This python3 script facilitates maintaining a large photo collection by performing bulk metadata updates and moving photos and videos into a uniform directory structure. This is sufficiently dangerous that you should do a backup first. It is tailored to my needs and will need hacking about to suit yours. See the --help
option output for a description of the options available.
Example usage:
python3 ~/py/imageMetadata.py --root oldPics/2000-10-22/ \ # input
--datepath \ # use above date to set missing date metadata
--moveimage pics --movevideo video \
--takenby 'Taken by/byNeil' \
--geocode --apikey 'your-google-api-key-here'
For Ubuntu 16.04 LTS and 17.10:
sudo apt-get install python3 python3-gi libexiv2-dev libgexiv2-2 gir1.2-gexiv2
I use hierarchical tags in digikam which have /
separated items. The hierarchical tags used
by Adobe light room and mediapro are |
separated are these are also updated.
I use a tag tree Taken by/{photographer}/{camera model}
so that I can search by photographer or by which camera they used. This is set by the --takenby
option. The {camera model}
is of course useful in later correcting the {photographer}
part.
I also use a tag tree Places/{continent}/{country}/...

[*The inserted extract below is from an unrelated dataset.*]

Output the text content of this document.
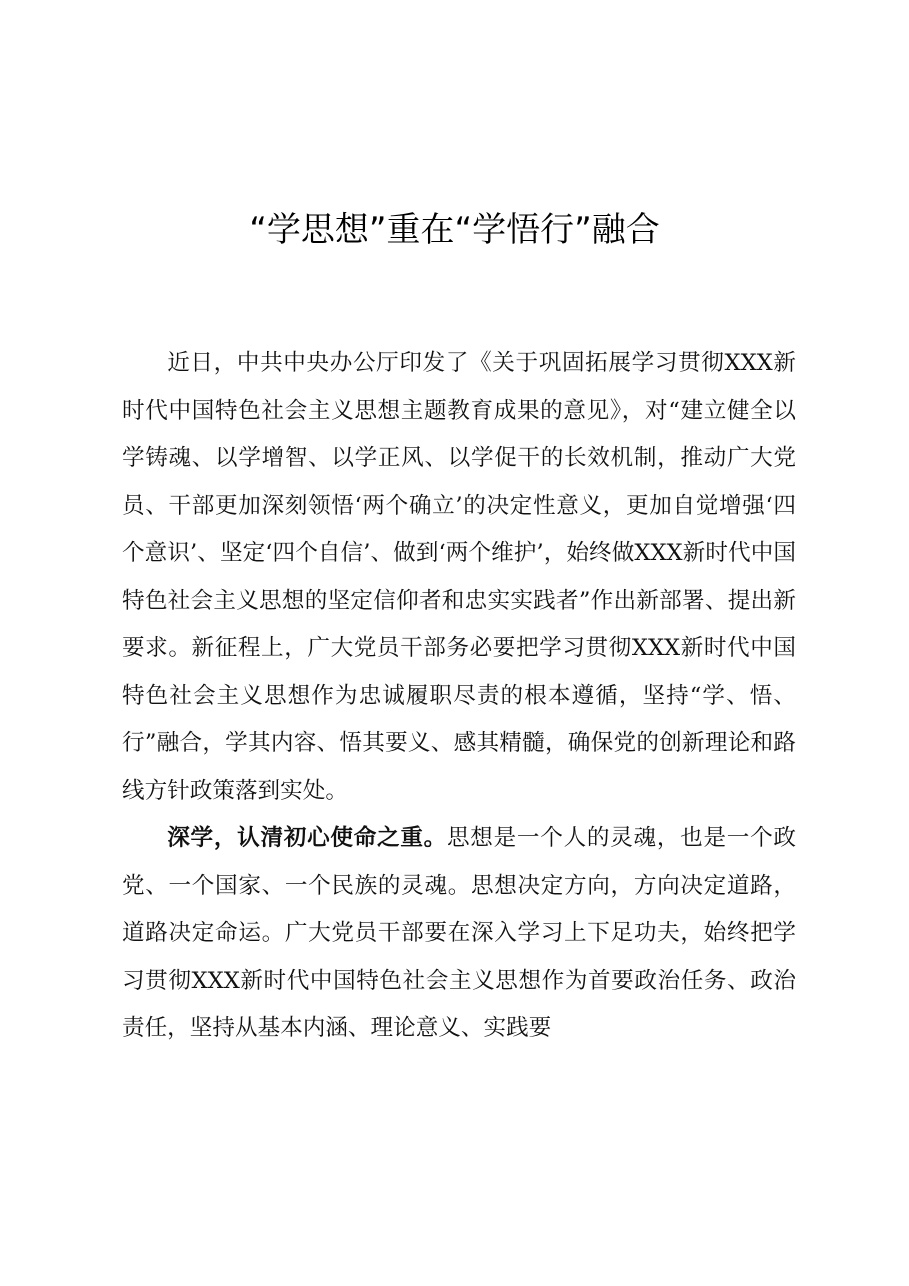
“学思想”重在“学悟行”融合

近日，中共中央办公厅印发了《关于巩固拓展学习贯彻XXX新时代中国特色社会主义思想主题教育成果的意见》，对“建立健全以学铸魂、以学增智、以学正风、以学促干的长效机制，推动广大党员、干部更加深刻领悟‘两个确立’的决定性意义，更加自觉增强‘四个意识’、坚定‘四个自信’、做到‘两个维护’，始终做XXX新时代中国特色社会主义思想的坚定信仰者和忠实实践者”作出新部署、提出新要求。新征程上，广大党员干部务必要把学习贯彻XXX新时代中国特色社会主义思想作为忠诚履职尽责的根本遵循，坚持“学、悟、行”融合，学其内容、悟其要义、感其精髓，确保党的创新理论和路线方针政策落到实处。

深学，认清初心使命之重。思想是一个人的灵魂，也是一个政党、一个国家、一个民族的灵魂。思想决定方向，方向决定道路，道路决定命运。广大党员干部要在深入学习上下足功夫，始终把学习贯彻XXX新时代中国特色社会主义思想作为首要政治任务、政治责任，坚持从基本内涵、理论意义、实践要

which can be used to geocode with the --geocode
option (only photos with no existing GPS coordinates). A Google Maps API key is required and can either be set as API_KEY in the script or with the --apikey
option.
I like my photos stored under a folder yyyy/mm/dd
reflecting the date taken and this is done by the --moveimage
option. If moving would collide with another file name the new name is modified to make it unique by adding _{number}
just before the extention. However date metadata is sometimes missing or wrong for old cameras and scanned images, so images placed in a folder with yyyy-mm-dd
somewhere in the path can have the metadata set to this date using the --datepath
option (only if not already set or certain other conditions are met).
Digikam's import can create date based folders as above (set Date format: Custom
yyyy/MM/dd
), however I find it putting some images in the folder for the following day and have yet to track down the cause.
Scanned images can have the digitized date metadata set from the file creation date using the --scanned
option, which also sets {camera model}
mentioned above to scanned
.
The --movevideo
option moves videos using a date parsed from the existing file path, because the GExiv2 metadata library used by this script cannot handle video metadata.
If image metadata is changed, your photo manager needs to resync its metadata from the image files. DigiKam does this automatically on startup.
imageBorderCaption.py
Adds a border and caption to an image.
There are lots of articles on how to use rsync for incremental backups. backup.sh
is my version.
functions.sh
contains some utility functions.
imageShrink.sh
scales down the number of pixels, greatly reducing file size.
scanShrink.sh
greatly reduces the size of a PDF file produced by Epson's Image Scan for Linux
which stores PNG images for each page in the PDF. The page images are extracted, shrunk as above and converted to JPG, then used to create a much smaller PDF file. For ADF duplux documents Image Scan for Linux
stores even pages up-side-down with metadata to say it should be flipped. The above processing appears to ignore this metadata, so with -duplex
the script flips these images.
compressAvi.sh
re-encodes AVI video files to make them smaller (unlikely to still be useful).